Like the rivers, the water temperatures out on the lakes will also rise rapidly and, during long settled periods of little wind, the layers of water in the lake stratify, separated by a well defined thermocline.

When this happens the smelt school in the cold layer and this is where you find the trout.

Mid summer on the big lakes is where jigging comes into its own and it becomes very easy to target the trout. Just look for the smelt schools which show up on the fish finder.

On the smaller insect-based lakes like Otamangakau where the majority of people fly fish, the insects also become more active with the warmer air temperatures. Damselflies and dragonflies will be in the air hunting other insects and, as the nymphal forms of both species ascend and hatch through the water columns in the lake, trout will once again feed hard on them around the weed banks.

These lakes also have very good cicada and beetle fishing on the surface when conditions are right in the middle of summer. The fishing will generally stay red hot while the insects are very active in the air until the first frosts in March or April.


Once the frosts hit the fishing will tend to slow down. The fish now, though, are in top condition after feeding hard through the summer and are readying themselves for their spawning runs. As the air temperature drops so too does the insect activity, but on many freestone rivers some good mayfly hatches will be encountered.

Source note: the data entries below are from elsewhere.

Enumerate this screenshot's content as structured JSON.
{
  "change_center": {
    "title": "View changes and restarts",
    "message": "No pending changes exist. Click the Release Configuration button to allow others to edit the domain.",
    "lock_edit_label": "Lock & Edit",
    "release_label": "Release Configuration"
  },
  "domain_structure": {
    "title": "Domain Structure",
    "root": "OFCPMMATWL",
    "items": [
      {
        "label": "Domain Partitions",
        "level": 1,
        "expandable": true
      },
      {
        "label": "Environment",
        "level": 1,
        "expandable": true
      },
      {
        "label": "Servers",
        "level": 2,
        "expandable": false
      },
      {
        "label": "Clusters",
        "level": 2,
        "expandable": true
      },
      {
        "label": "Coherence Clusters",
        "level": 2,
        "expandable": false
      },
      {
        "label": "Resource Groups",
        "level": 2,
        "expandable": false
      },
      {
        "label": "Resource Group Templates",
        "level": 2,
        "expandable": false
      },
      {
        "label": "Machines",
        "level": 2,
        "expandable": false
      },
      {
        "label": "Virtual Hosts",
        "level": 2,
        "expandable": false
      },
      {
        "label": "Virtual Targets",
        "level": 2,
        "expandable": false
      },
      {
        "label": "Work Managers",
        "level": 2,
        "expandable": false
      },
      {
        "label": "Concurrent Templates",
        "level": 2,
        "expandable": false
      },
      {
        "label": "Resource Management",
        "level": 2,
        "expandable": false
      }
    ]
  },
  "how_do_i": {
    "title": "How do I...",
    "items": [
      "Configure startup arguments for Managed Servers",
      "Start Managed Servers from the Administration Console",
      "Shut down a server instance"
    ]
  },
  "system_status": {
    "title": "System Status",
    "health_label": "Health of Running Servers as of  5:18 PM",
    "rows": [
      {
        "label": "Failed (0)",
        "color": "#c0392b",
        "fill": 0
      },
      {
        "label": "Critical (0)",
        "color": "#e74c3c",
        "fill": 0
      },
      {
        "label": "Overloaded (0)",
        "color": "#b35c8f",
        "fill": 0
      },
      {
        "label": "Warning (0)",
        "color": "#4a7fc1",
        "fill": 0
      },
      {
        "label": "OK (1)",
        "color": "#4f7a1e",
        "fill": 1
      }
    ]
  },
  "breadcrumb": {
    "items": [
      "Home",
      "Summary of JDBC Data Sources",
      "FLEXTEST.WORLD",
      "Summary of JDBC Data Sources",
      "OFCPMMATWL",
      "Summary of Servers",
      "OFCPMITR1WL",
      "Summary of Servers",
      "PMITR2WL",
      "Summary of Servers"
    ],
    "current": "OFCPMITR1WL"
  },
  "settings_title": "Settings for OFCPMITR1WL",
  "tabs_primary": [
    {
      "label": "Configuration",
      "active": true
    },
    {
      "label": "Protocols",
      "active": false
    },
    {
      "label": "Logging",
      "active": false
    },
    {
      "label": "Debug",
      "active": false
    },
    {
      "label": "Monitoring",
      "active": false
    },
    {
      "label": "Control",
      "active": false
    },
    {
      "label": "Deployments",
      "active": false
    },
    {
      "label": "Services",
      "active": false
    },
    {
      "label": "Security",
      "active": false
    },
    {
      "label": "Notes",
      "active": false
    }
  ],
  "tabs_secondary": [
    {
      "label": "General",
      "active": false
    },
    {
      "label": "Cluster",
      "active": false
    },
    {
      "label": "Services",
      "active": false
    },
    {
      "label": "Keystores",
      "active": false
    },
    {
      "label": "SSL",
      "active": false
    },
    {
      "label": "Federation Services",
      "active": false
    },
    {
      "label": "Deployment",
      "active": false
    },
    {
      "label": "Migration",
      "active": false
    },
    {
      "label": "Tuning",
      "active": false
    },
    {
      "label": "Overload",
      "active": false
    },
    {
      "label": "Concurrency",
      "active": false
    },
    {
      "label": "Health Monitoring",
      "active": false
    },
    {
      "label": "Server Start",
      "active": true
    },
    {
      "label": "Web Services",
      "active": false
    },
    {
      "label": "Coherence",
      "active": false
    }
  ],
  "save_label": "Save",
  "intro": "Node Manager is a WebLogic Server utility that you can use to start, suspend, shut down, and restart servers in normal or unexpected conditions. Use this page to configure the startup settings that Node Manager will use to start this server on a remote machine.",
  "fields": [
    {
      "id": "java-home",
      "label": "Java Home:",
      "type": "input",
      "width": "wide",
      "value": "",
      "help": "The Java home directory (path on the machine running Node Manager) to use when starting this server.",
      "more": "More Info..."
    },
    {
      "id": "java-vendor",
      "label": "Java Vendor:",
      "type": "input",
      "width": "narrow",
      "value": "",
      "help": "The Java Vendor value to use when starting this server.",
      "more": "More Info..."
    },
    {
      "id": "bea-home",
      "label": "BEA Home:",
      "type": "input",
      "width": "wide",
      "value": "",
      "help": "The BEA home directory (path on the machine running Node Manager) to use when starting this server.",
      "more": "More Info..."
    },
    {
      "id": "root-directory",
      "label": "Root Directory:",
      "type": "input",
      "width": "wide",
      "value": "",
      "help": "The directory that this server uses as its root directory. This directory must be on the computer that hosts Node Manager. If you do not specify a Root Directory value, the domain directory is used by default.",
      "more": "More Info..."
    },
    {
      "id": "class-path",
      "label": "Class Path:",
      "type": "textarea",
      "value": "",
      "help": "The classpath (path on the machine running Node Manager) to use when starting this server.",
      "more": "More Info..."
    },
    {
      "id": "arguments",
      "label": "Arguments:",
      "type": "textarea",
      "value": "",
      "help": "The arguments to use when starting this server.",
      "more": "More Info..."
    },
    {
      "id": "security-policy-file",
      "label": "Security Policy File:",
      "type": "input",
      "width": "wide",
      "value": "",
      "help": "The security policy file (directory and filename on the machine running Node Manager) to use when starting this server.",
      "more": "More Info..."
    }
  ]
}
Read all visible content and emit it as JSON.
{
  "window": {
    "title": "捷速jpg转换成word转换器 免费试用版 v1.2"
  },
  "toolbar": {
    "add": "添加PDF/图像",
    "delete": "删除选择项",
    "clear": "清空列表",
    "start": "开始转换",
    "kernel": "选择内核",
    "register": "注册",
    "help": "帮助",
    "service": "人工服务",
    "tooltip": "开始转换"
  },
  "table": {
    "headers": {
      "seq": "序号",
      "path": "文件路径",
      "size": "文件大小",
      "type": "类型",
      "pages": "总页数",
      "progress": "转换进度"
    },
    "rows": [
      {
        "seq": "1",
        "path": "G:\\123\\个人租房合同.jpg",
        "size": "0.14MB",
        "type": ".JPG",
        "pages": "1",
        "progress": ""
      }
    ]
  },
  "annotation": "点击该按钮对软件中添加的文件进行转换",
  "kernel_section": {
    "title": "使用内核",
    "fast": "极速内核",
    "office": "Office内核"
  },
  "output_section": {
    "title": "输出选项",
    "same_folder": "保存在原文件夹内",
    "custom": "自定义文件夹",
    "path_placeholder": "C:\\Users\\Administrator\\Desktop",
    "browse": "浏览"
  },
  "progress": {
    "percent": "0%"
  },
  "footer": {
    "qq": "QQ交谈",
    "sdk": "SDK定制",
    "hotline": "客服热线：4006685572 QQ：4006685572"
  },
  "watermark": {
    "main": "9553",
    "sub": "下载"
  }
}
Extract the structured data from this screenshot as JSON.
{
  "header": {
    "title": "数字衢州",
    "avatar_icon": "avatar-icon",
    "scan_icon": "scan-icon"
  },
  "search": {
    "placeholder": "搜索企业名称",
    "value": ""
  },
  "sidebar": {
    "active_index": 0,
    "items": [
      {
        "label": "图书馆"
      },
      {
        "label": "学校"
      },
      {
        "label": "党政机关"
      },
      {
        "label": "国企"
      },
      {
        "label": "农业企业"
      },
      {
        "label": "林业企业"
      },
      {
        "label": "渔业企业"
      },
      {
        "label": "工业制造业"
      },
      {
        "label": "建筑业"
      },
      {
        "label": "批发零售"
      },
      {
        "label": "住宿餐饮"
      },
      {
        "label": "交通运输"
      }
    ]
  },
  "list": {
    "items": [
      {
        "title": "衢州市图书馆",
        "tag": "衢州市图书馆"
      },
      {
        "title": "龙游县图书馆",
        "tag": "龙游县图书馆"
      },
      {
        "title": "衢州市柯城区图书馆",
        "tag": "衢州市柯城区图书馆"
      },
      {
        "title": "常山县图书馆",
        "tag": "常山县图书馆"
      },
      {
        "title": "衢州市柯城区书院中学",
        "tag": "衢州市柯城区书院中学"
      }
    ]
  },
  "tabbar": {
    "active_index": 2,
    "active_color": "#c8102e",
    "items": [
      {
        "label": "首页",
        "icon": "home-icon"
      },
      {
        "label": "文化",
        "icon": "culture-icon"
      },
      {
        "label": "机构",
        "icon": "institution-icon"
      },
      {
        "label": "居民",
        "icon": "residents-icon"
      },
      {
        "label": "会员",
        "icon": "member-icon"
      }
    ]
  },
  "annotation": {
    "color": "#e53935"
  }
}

Rivers like the Mataura in Southland and the Tukituki in Hawke’s Bay are famous for their consistent mayfly hatches over the autumn. Brown trout tend to run to their spawning grounds before the rainbows and in the North Island rivers like the Ngongotaha and the Tongariro will be busy with many anglers specifically targeting these really big, early spawning browns.

By the end of April and into May will see many of the rainbows moving toward their spawning waters and on the big Central North Island lakes these mature rainbows are now congregated around river mouths where they can be targeted by the fly fisherman. When fishing these drop-offs cast a long line and retrieve slowly, working the fly across the bottom.

The runs will be triggered by heavy rain or a sudden drop in barometric pressure. So during fine weather fish the stream mouths, and once the rain arrives move further up the rivers. Timing fishing trips around the weather will produce more fish.

When trout enter the rivers they pretty much stop feeding. They turn dark in colour and as the ova and milt sacs enlarge the gut cavity fills up, but they will still snap at flies aggressively.

Fly patterns change with the conditions so when rivers are clear natural imitations like the hare's ear and the pheasant tail will work, but when there is colour in the river the glo-bugs and egg patterns reign supreme. The secret is to always make sure your flies are visible to the fish so change size, shape and colour according to the water conditions.

If you get into a stack of fish using glo-bugs there will come a time when a particular colour will stop working. By changing the colours of your glo-bugs you can often keep the trout agitated so you keep catching fish.

The secret to nymphing spawning rivers is to make sure your flies are bouncing on the bottom where the trout are lying, so you basically have to make the flies hit the fish on the nose. This is where the Tongariro rig has become so effective – with a heavy front nymph and a light trailing one. Although not so nice to cast, the rig catches plenty of fish.

Understanding and observing fish behaviour when the waterways are in different states will help you in your quest to become a versatile and competent angler. Putting yourself in different situations and environments will go a long way to seeing you catching fish where others cannot.